Friedensnobelpreis für die iranische Muslimin Schirin Ebadi

Schirin Ebadi, die 56-jährige iranische Rechtsanwältin und Autorin aus Teheran erhielt als mutige Kämpferin für Demokratie und Menschenrechte, insbesondere als engagierte Streiterin für die Rechte der Kinder und der Frauen in der männerdominierten iranischen Gesellschaft mit der Verflechtung von Staat und Religion, den diesjährigen Friedensnobelpreis. Sie hält die Geringschätzung und Diskriminierung von Frauen für nicht vereinbar mit den islamischen Grundsätzen, denn am wichtigsten sei nicht, welche Religion, Sprache oder Kultur man habe, sondern dass man an die Menschenrechte glaube. Die Frauen im Iran müssen nicht nur Umhang und Kopfbedeckung tragen, sondern sie haben auch kein geregeltes Sorgerecht für ihre Kinder und dürfen ohne Erlaubnis ihres Mannes nicht das Land verlassen, auf dem Lande nicht einmal das Haus. Nur den Männern wird ein Scheidungsrecht zugestanden und den Frauen nur geringfügige Alimente ohne Unterhaltsanspruch. Schirin Ebadi, die muslimische Demokratin, gründete auch ein Kinderhilfswerk, setzte sich für politische Dissidenten und für einen politischen Reformkurs ein und deckte Morde durch den irakischen Geheimdienst auf, was ihr Gefängnis und Hausarrest sowie Repressalien einbrachte. Sie ließ sich durch Drohungen nicht erpressen und setzte sich in einer Zeit der Gewalt stets für Gewaltfreiheit ein. Dieser Menschenrechtskämpferin in der muslimischen Welt verleiht der Friedensnobelpreis nach eigenen Worten neue Energie, um weiterzukämpfen für eine zivile und demokratische Gesellschaft, denn es gebe keinen Gegensatz zwischen dem Islam und den fundamentalen Menschenrechten. Schirin Ebadi argumentiert nicht ideologisch, und betrachtet die Religion als eine Angelegenheit der Individuen, nicht des Staates.

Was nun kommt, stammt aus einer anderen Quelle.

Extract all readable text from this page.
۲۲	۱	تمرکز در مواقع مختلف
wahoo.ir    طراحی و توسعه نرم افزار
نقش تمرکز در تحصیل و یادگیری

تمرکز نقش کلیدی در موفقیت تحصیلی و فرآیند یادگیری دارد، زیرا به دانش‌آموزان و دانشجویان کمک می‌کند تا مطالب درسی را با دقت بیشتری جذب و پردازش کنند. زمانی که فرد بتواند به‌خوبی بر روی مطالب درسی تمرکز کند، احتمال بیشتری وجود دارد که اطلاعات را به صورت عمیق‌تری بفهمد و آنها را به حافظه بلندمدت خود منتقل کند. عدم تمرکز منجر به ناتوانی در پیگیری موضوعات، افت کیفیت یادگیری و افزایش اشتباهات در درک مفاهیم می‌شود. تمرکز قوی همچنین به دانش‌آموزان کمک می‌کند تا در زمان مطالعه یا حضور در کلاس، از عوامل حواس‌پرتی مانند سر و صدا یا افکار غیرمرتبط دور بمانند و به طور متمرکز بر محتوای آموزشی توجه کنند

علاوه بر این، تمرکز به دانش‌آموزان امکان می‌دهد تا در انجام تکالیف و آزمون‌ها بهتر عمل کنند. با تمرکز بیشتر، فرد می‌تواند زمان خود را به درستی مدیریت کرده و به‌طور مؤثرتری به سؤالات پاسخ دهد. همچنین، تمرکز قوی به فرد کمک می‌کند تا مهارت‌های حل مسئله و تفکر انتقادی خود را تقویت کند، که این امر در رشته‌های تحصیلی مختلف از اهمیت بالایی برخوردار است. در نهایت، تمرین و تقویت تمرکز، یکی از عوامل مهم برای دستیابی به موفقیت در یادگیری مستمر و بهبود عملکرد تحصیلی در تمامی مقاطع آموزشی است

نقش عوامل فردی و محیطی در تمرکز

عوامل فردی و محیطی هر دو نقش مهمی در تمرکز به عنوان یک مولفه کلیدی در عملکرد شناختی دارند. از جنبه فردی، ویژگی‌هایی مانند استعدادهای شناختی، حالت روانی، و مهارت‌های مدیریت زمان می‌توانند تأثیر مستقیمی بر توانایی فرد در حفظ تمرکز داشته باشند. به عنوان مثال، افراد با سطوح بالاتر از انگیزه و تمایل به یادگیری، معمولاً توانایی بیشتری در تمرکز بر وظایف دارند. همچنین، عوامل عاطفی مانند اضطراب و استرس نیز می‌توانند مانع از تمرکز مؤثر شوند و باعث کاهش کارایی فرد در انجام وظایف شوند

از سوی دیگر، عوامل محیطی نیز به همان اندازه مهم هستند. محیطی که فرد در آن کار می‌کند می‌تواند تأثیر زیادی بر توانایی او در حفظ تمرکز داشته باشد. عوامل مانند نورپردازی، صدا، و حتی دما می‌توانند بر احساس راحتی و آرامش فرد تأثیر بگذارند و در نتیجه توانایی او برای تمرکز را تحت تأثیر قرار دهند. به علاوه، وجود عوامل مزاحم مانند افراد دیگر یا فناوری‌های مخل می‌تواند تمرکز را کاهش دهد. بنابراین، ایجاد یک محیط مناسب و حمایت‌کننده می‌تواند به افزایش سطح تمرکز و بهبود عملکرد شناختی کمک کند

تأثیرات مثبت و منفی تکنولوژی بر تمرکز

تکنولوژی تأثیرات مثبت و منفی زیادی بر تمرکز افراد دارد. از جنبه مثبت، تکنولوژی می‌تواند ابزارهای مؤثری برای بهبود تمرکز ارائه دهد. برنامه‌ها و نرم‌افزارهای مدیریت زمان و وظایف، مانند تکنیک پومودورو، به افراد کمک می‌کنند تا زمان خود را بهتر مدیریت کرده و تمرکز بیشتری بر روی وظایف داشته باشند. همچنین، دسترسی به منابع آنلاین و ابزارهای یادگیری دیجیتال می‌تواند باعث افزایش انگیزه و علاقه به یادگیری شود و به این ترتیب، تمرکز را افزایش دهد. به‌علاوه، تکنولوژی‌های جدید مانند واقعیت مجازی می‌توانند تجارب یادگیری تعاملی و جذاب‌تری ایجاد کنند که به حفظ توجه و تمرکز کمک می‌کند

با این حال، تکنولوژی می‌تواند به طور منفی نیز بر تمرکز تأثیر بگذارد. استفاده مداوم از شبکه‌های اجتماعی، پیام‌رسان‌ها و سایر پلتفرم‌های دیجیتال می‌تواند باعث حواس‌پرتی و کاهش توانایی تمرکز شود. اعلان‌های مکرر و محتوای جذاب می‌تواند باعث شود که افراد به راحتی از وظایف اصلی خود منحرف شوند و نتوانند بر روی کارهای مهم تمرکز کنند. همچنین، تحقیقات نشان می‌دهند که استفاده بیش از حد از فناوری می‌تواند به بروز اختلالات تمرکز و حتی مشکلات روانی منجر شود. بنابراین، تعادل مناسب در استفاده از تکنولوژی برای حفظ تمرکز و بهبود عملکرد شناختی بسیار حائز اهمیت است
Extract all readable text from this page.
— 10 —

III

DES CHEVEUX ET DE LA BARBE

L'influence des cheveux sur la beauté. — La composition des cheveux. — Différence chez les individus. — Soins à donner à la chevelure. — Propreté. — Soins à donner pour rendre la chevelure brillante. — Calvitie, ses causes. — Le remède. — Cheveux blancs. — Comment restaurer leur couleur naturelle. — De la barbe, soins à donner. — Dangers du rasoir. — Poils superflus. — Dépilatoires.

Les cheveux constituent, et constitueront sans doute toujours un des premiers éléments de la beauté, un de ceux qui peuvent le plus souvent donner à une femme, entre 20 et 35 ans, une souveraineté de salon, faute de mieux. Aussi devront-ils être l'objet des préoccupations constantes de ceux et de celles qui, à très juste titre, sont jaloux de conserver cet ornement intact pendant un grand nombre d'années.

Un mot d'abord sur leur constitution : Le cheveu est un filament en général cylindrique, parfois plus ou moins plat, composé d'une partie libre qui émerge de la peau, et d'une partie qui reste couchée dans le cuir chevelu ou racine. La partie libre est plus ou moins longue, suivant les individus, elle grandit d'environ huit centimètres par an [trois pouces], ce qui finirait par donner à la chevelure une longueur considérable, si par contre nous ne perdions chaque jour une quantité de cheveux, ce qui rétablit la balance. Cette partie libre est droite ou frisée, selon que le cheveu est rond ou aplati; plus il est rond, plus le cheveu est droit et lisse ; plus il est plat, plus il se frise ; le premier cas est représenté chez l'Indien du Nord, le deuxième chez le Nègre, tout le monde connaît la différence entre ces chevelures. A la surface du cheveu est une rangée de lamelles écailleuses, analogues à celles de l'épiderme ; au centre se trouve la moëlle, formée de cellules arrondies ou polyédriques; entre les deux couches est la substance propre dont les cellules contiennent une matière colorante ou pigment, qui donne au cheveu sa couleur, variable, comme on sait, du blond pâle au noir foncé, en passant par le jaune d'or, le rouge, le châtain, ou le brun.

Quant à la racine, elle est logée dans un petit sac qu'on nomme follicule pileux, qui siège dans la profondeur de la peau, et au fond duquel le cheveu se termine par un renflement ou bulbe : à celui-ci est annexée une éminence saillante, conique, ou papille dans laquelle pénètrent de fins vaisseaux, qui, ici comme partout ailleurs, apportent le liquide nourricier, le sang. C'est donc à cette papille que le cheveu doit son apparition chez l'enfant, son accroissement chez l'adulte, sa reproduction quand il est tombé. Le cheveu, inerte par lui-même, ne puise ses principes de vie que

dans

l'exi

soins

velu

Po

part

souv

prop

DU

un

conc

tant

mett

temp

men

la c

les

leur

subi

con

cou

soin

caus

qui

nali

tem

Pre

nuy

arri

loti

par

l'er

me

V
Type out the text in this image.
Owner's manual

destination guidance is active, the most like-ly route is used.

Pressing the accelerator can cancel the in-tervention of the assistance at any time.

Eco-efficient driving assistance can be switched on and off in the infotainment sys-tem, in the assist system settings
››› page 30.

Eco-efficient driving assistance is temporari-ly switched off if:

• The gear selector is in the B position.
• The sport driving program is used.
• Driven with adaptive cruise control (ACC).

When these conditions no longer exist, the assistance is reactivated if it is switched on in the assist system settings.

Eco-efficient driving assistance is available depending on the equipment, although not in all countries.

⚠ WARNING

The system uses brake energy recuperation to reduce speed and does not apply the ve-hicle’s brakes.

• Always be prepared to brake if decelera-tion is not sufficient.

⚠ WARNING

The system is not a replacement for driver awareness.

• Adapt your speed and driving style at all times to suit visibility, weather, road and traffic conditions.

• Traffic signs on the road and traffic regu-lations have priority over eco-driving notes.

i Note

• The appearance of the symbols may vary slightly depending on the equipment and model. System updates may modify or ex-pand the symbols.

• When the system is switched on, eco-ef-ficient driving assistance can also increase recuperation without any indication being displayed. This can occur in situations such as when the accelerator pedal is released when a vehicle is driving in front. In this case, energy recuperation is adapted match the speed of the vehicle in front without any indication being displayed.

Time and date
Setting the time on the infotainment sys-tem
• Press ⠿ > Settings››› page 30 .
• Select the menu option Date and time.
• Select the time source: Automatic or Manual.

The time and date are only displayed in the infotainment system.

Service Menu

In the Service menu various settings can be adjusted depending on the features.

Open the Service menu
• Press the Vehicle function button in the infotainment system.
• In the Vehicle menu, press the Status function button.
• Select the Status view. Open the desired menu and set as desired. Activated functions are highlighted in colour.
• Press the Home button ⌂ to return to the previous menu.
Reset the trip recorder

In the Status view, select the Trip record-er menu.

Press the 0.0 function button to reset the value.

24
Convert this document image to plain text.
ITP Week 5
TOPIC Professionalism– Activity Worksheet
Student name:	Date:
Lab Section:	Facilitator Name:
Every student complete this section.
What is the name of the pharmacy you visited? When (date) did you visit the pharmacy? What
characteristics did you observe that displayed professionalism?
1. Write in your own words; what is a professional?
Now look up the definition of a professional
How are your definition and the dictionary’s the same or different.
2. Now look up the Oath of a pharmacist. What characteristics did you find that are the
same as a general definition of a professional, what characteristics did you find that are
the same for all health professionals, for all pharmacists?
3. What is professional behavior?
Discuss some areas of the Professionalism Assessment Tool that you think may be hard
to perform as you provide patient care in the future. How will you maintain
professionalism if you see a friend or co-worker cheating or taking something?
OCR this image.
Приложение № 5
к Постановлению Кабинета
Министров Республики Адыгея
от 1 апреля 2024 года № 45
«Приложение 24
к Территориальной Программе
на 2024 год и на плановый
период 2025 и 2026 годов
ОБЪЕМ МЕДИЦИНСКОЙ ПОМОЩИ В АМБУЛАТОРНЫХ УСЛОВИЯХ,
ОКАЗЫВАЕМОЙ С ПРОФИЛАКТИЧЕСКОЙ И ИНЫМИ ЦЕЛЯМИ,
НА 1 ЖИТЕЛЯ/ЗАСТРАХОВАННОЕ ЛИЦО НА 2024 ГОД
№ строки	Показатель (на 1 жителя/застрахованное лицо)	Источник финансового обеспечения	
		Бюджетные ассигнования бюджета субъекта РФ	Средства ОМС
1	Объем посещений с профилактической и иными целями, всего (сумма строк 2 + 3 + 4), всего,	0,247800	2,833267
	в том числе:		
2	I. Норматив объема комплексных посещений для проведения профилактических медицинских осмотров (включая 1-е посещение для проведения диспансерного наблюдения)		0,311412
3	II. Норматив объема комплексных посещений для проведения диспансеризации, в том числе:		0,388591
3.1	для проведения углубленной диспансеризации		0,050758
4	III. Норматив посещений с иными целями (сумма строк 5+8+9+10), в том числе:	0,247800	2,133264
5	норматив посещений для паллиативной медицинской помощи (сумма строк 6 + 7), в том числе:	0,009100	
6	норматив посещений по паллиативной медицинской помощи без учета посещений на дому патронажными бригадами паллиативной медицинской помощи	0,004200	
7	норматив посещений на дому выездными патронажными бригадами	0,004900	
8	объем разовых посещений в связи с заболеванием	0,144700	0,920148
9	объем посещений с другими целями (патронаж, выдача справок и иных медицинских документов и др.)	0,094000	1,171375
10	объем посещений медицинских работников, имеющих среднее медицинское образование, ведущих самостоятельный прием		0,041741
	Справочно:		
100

Nachruf auf den verstorbenen amerikanischen Medienkritiker Neil Postman

Neil Postman, der bekannte amerikanische Buchautor, Vortagsredner und Medienwissenschaftler oder „Medienökologe“, wie er sich selber nannte, lenkte in diesen Wochen die Aufmerksamkeit der Weltöffentlichkeit nicht anlässlich einer aktuellen Preisverleihung auf sich, sondern seine Lebensleistung wurde gewürdigt, nachdem er im Alter von 72 Jahren in der Nähe von New York an einer Krebserkrankung verstorben ist. Aus dem Lebenswerk des Wissenschaftlers und Autors, Vater von drei Kindern, der auch gern gesehener Gast an Waldorfschulen war, sind die Bestseller-Bücher „Wir amüsieren und zu Tode“ (1985) und „Das Verschwinden der Kindheit“ (1984) nicht wegzudenken. Darin wendet er sich engagiert gegen die Auswirkungen vor allem des kommerziellen Fernsehens, weil es die Urteilsfähigkeit der Bürger gefährde. Der Zwang zur Bebilderung führe zu einer Entleerung der Inhalte von Politik und Kultur und der Zwang zu hohen Zuschauerqouten bewirke eine „Infantilisierung“, so argumentierte er. In seinen jüngsten Arbeiten nahm er als „Kämpfer gegen technologische Verdummung“ auch die Auswirkungen der global vernetzten Computerwelt ins Visier: Die Gesellschaft leide an einer Art „kulturellem Aids“, weil unser Immunsystem unter der ungefilterten Informationsflut zusammenbreche: Die weltweite Online-Gemeinschaft verarme auch sinnlich, wenn sie mit Computer-Shopping, Computer-Studium und Computer-Erotik das richtige Leben zu ersetzen versuche. Dem setzte Neil Postman ein anderes Welt- und Menschenbild entgegen, bei dem sich die individuellen Fähigkeiten der Menschen frei entfalten können. Seine aufklärerischen Werke haben zur Bewusstseinsveränderung bei vielen Lesern und Zuhörern sowie Pädagogen beigetragen.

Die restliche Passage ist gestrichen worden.